Berdasarkan hasil rangkuman detikcom, Kamis (10/9/2015), kasus pembunuhan itu terjadi di Pluit, Jakarta Utara, pada 19 Juli 2003 ketika Suud dan rekannya Ahmad Syam membunuh Angsono dan pengawalnya Edy Siyep. Edy tercatat sebagai anggota Sat 81 Gultor Kopassus TNI AD, satuan elit di lingkungan militer. Selidik punya selidik, pembunuhan ini didalangi sendiri oleh Gunawan Santoso, menantu Angsono.

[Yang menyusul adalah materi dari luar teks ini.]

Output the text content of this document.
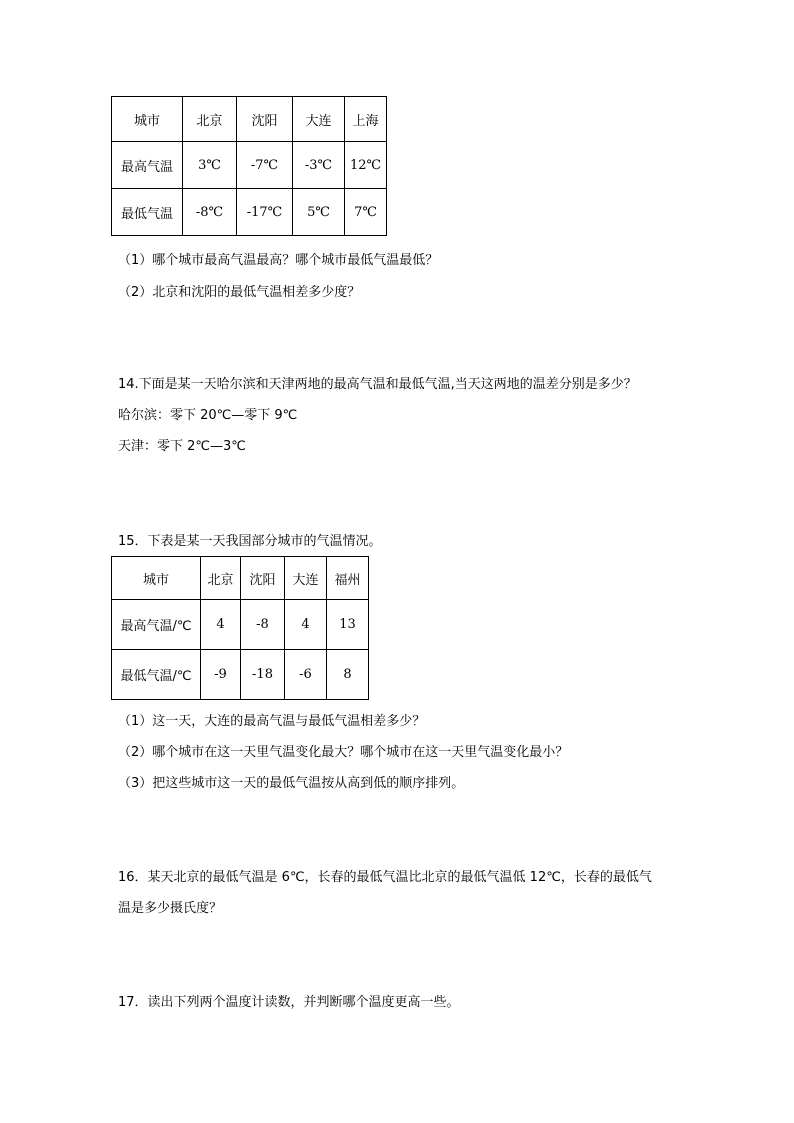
城市	北京	沈阳	大连	上海
最高气温	3℃	-7℃	-3℃	12℃
最低气温	-8℃	-17℃	5℃	7℃
（1）哪个城市最高气温最高？哪个城市最低气温最低？
（2）北京和沈阳的最低气温相差多少度？
14.下面是某一天哈尔滨和天津两地的最高气温和最低气温,当天这两地的温差分别是多少？
哈尔滨：零下 20℃—零下 9℃
天津：零下 2℃—3℃
15．下表是某一天我国部分城市的气温情况。
城市	北京	沈阳	大连	福州
最高气温/℃	4	-8	4	13
最低气温/℃	-9	-18	-6	8
（1）这一天，大连的最高气温与最低气温相差多少？
（2）哪个城市在这一天里气温变化最大？哪个城市在这一天里气温变化最小？
（3）把这些城市这一天的最低气温按从高到低的顺序排列。
16．某天北京的最低气温是 6℃，长春的最低气温比北京的最低气温低 12℃，长春的最低气
温是多少摄氏度？
17．读出下列两个温度计读数，并判断哪个温度更高一些。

Untuk menangkap Suud dan Edi Syam tidak mudah. Maklum saja, 2 orang tersebut merupakan marinir TNI AL yang terlatih dan memiliki kekuatan khusus untuk menaklukan musuh-musuhnya. Tetapi keduanya berhasil ditangkap dan dijatuhi hukuman mati oleh pengadilan militer Jakarta pada awal tahun 2005.
SCROLL TO CONTINUE WITH CONTENT
Suud pun dijebloskan ke RTM Cimanggis supaya tidak kabur lagi. Tapi apa daya, Oktober 2005, Suud dan Syam berhasil melarikan diri dari penjara militer tersebut dan Suud kembali tertangkap pada November 2005. Bagaimana dengan Syam?
Dia masih melarikan diri dan pada 17 Agustus 2007 Tim Pomal berhasil menyergap Syam di Pandeglang. Upaya penyergapan Syam tidak mulus karena Syam melakukan perlawanan. Alhasil Tim Pomal bersama anggota Polri terpaksa memberikan timah panas ke Syam hingga Syam tewas di tempat.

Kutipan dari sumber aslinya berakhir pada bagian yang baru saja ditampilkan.